Perché leggere questo articolo? L’Fmi lancia un allarme per la crescita globale e riduce le stime del Pil dell’Italia. Ma ecco perché non c’è da disperarsi.
Il Fondo Monetario Internazionale, un mese dopo l’Unione Europea, taglia le prospettive di crescita del Pil dell’Italia per il 2023, dal +1,1% allo 0,7%, un dato ancora più basso del +0,9% stimato da Bruxelles. L’istituto finanziario con sede a Washington ha aperto un alert sull’Italia in quanto l’economia di Roma vedrà, secondo i suoi dati, la stessa crescita del Pil per il 2024.
La crescita azzoppata
Questo in prospettiva rischia di creare subbuglio in un contesto globale di attenzione per il sistema-Italia: dal Patto di Stabilità che può tornare con annessa austerità alla minaccia di un taglio del rating e dunque di un declassamento del debito italiano, un Pil in minore crescita impone ovviamente un danno al denominatore nel rapporto debito/Pil. Ergo una strutturale fragilità nella sostenibilità dell’indebitamento.
Allarme rosso? Non ancora. Almeno non per ora. Perché dalla Grande Recessione in avanti (cioè dal 2008 a oggi) un dato con un Pil in crescita al +0,7/+0,9% si classifica come un anno ordinario e nella media per un’economia strutturalmente in difficoltà d’espansione. lobale segni un +3% dal 3,5 del 2022 per limarsi a +2,9% nel 2024 (la precedente stima era di +3%).
La crescita del Pil nel 2023? Non peggio della media
In quindici anni l’Italia ha avuto cinque anni di recessione (2008, 2009, 2012, 2013 e 2020) per la Grande Recessione, la crisi dei debiti e il coronavirus.
Togliendo il 2010 e il 2021-2022, anni di “rimbalzo” del Pil dopo duri shock, solo in due casi la crescita del Pil ha superato in anni ordinari il punto percentuale. Stiamo parlando del 2016 e del 2017. In tutti gli altri anni la crescita del Pil reale si è aggirata tra lo 0,8 e lo 0,9% con anni di picchi negativi: nel 2011 +0,58% nel pieno della tempesta dello spread che esaurì il rimbalzo post-2010 e preparò lo tsunami del 2011-2012; nel 2014 +0,11% e nel 2019 +0,3% in anni di affanno del commercio globale. Vero e proprio traino dell’economia italiana.
Prima ancora che dei singoli governi, crescite e recessioni sono trainate dagli shock mondiali e dalle conseguenti risposte su cui l’Italia e il suo sviluppo si allineano. Ad esempio, il rallentamento che l’Istat (che segna +1,1% per il 2023 e +1,2% per il 2024) ancora non rileva nella crescita si inserisce secondo il Fmi in un trend globale in cui la crescita dell’economia-mondo piazza un +3% nel 2023, calando dal 3,5 del 2022, ed è destinata a limarsi ulteriormente a +2,9% nel 2024 (la precedente stima era di +3%).

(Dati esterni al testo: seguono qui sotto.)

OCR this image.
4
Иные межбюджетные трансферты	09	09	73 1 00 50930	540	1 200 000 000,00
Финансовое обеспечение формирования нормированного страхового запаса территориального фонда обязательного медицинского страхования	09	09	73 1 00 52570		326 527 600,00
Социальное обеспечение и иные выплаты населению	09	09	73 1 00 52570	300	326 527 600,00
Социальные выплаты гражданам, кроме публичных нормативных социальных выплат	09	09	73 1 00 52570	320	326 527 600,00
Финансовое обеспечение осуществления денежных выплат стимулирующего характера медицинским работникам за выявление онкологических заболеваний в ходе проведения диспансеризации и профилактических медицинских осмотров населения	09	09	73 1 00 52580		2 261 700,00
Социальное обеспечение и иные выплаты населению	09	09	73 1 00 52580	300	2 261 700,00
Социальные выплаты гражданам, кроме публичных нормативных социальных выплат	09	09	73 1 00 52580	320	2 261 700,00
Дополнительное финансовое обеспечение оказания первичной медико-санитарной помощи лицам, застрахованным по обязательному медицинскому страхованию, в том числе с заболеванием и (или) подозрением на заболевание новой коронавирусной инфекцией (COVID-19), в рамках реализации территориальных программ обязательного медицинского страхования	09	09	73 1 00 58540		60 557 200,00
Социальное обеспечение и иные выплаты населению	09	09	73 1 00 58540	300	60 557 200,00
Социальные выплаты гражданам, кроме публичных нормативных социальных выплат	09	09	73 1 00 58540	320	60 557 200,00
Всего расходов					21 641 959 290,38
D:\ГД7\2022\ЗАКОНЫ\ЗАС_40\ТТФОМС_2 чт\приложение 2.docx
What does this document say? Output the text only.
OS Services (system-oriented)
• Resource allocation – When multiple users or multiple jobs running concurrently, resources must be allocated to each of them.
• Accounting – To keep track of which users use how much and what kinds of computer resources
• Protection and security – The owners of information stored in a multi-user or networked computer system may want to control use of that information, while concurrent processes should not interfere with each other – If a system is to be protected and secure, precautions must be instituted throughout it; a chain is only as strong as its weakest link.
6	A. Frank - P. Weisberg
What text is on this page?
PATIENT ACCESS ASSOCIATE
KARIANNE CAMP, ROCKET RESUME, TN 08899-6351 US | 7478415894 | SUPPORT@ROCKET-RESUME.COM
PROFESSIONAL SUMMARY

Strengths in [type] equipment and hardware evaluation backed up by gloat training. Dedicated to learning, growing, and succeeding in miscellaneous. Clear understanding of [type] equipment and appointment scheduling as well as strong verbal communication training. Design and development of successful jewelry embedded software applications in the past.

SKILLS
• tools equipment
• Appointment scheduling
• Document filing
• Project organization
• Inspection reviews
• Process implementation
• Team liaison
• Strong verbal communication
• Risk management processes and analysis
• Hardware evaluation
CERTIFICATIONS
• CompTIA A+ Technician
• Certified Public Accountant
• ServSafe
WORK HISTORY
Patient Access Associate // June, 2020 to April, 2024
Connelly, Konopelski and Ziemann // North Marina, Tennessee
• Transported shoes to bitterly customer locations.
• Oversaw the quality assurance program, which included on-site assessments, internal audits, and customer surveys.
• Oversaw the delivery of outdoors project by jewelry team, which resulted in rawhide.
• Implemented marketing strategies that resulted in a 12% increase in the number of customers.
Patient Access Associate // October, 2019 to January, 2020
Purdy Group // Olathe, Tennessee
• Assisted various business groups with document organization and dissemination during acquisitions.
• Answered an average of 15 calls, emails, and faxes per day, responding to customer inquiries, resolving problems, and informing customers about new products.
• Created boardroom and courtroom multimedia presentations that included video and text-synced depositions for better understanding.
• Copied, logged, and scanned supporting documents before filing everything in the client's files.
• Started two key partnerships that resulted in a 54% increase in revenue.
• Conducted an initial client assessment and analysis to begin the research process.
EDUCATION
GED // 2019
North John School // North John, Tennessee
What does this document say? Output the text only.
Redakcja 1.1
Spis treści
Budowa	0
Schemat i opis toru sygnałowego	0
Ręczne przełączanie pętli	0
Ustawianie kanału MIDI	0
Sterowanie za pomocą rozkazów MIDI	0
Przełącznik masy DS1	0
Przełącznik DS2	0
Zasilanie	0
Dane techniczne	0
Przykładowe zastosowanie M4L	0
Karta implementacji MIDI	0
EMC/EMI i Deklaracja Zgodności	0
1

Le sfide globali e il ruolo dell’Italia
Tensioni geopolitiche, crisi energetiche e aumenti dei tassi hanno creato una situazione macreconomica complessa in cui il Pil italiano ha sofferto, al pari di quello di tutta Europa. Ma le luci prevalgono sulle nubi, specie considerato il fatto che il Paese ha evitato un rapido esaurimento della ripresa post-Covid e, soprattutto, una nuova recessione. L’Osservatorio Conti Pubblici Italiani dell’Università Cattolica di Milano ricorda che per l’Italia si è nel 2023 “registrata una buona tenuta delle esportazioni, che riflette le ristrutturazioni delle aziende e il loro rafforzamento patrimoniale avvenuto in questi anni difficili”. Sul Pil “a svolgere un ruolo di stimolo della crescita sono stati la forte ripresa del turismo, i crediti edilizi e un aumento del debito pubblico maggiore che nella media dell’Eurozona. Questi fattori hanno consentito all’Italia di continuare a crescere anche nel primo trimestre del 2023″ nonostante la distorsione recessiva della Germania, primo partner commerciale dell’Italia.
Il contesto generale parla comunque di un’economia che vive sì tensioni ma è in salute non peggiore del resto dell’Occidente. Il nodo gordiano per l’Italia è legata al fatto che, come ha sottolineato a True-News l’economista Andrea Roventini, tre shock recessivi in quindici anni impediscono a Roma di poter aspirare ad aver un Pil maggiore di quello del 2008. In quest’ottica ogni segno più deve essere considerato benvenuto. Gli allarmi possono e devono esserci se relativizzati e letti pari a pari con le opportunità di espansione della crescita e dei commerci. Che in un 2024 dato dagli analisti come ad inflazione calante possono essere non banali.